The successful listing of the forest represents the culmination of ten years of effort by various Thai governments to push for its listing. It is Thailand’s third natural heritage site to be endorsed by the WHC.
A member of the WHC from China also commented that China had fully supported the forest complex’s nomination because of scientific reports on its biological diversity and fertility.
He said the WHC has put a focus on scientific information regarding the significance of biological system in the forest complex. As for the human rights issue, “we have another body to take care of it”, he said.
He said it reflected success in the management and conservation of the forest in its natural state, which helps conserve the local endemic biodiversity, including local plants and animals with exceptional scientific value.
“It marks a good beginning for our strong efforts to protect and preserve the forest complex for the next generation,” he said.
Kaeng Krachan forest complex is Thailand’s largest national park, covering 464,000 hectares spanning Phetchaburi, Prachuap Khiri Khan and Ratchaburi provinces. The forest is rich in over 490 wildlife species, several of them rare.
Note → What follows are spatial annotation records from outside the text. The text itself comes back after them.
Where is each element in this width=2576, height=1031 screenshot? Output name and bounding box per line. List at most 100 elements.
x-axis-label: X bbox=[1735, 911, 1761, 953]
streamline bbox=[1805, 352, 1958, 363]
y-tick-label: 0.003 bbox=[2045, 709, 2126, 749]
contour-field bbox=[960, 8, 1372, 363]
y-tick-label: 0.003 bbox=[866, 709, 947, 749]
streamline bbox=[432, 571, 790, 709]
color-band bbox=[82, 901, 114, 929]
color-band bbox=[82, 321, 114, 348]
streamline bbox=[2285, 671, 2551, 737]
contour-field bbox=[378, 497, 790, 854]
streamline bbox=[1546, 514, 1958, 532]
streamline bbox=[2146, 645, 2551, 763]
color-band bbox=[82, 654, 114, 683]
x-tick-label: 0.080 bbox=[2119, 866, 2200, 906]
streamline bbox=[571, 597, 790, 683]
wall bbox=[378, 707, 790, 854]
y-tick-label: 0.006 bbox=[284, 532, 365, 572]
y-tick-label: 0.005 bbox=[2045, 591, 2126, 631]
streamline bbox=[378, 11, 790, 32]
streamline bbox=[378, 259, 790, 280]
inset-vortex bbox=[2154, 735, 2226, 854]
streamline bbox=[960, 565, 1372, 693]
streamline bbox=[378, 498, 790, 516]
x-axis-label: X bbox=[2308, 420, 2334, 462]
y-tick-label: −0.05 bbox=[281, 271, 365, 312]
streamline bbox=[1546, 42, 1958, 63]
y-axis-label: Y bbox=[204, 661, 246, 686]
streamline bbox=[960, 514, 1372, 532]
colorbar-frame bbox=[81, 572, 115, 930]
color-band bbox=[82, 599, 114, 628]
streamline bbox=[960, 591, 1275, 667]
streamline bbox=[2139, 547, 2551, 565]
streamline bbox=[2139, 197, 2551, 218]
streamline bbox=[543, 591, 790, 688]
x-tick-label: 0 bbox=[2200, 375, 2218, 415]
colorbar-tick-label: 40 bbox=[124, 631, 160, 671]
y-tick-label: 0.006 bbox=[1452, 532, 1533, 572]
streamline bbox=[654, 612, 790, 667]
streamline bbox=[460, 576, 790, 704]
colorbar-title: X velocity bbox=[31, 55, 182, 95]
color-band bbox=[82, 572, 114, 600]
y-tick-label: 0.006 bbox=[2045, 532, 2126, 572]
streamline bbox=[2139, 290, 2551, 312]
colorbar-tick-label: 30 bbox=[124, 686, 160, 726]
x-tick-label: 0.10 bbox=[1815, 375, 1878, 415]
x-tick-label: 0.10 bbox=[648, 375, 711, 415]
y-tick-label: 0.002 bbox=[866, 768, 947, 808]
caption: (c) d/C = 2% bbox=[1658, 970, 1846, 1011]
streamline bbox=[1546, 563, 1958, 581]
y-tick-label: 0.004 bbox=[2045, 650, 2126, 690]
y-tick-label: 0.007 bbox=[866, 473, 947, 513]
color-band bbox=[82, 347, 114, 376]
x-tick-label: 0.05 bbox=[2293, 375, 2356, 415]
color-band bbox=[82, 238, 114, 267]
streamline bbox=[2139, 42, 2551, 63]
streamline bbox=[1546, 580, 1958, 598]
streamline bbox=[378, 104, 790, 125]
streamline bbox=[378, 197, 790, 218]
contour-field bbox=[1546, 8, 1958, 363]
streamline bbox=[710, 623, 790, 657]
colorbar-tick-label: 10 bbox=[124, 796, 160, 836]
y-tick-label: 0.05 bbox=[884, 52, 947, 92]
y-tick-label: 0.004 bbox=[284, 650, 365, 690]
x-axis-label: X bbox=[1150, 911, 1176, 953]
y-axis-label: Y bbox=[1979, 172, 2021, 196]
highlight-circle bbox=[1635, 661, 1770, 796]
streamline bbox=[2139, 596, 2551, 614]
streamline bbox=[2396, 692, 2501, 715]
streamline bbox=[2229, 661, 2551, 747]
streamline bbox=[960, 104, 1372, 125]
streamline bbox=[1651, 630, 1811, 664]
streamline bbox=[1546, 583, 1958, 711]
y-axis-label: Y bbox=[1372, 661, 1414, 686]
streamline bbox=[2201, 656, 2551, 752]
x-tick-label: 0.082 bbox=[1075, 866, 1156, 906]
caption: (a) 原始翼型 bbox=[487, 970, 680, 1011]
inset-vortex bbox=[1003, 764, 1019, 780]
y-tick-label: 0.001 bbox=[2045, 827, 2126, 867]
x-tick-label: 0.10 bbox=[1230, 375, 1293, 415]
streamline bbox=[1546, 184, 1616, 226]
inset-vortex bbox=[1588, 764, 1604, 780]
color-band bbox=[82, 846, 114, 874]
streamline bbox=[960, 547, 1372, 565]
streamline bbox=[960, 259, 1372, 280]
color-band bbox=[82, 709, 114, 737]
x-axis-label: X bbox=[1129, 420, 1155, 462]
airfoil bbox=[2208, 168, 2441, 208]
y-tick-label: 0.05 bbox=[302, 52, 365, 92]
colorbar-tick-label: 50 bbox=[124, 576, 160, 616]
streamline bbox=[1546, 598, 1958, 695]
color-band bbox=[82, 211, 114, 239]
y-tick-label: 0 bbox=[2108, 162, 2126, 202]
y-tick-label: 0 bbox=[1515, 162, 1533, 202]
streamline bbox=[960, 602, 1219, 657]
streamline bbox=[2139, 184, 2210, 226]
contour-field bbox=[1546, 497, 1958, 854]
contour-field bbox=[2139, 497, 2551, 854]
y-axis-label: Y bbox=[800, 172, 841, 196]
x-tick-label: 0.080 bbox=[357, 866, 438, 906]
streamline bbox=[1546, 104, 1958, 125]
The site is located along the Thailand side of the Tenasserim mountain range, part of a north-south granite and limestone mountain ridge running down the Malay Peninsula.
Located at the cross-roads between the Himalayan, Indochina, and Sumatran faunal and floral realms, the property is home to rich biodiversity. It is dominated by semi-evergreen/dry evergreen and moist evergreen forest with some mixed deciduous forest, montane forest, and deciduous dipterocarp forest.
A number of endemic and globally endangered plant species have been reported in the property, which overlaps with two Important Bird Areas (IBAs) and is noted for its rich diversity of birdlife, including eight globally threatened species.
The property is home to the critically endangered Siamese Crocodile (Crocodylus siamensis), the endangered Asiatic Wild Dog (Cuon alpinus), Banteng (Bos javanicus), Asian Elephant (Elephas maximus), Yellow/Elongated Tortoise (Indotestudo elongata), and the endangered Asian Giant Tortoise (Manouria emys), as well as several other vulnerable species of birds and mammals. Remarkably, it is also home to eight cat species: the endangered tiger (Panthera tigris) and Fishing Cat (Prionailurus viverrinus), near-threatened Leopard (Panthera pardus) and Asian Golden Cat (Catopuma temminckii), the vulnerable Clouded Leopard (Neofelis nebulosi) and Marbled Cat (Pardofelis marmorata), as well as Jungle Cat (Felis chaus) and Leopard Cat (Prionailurus bengalensis).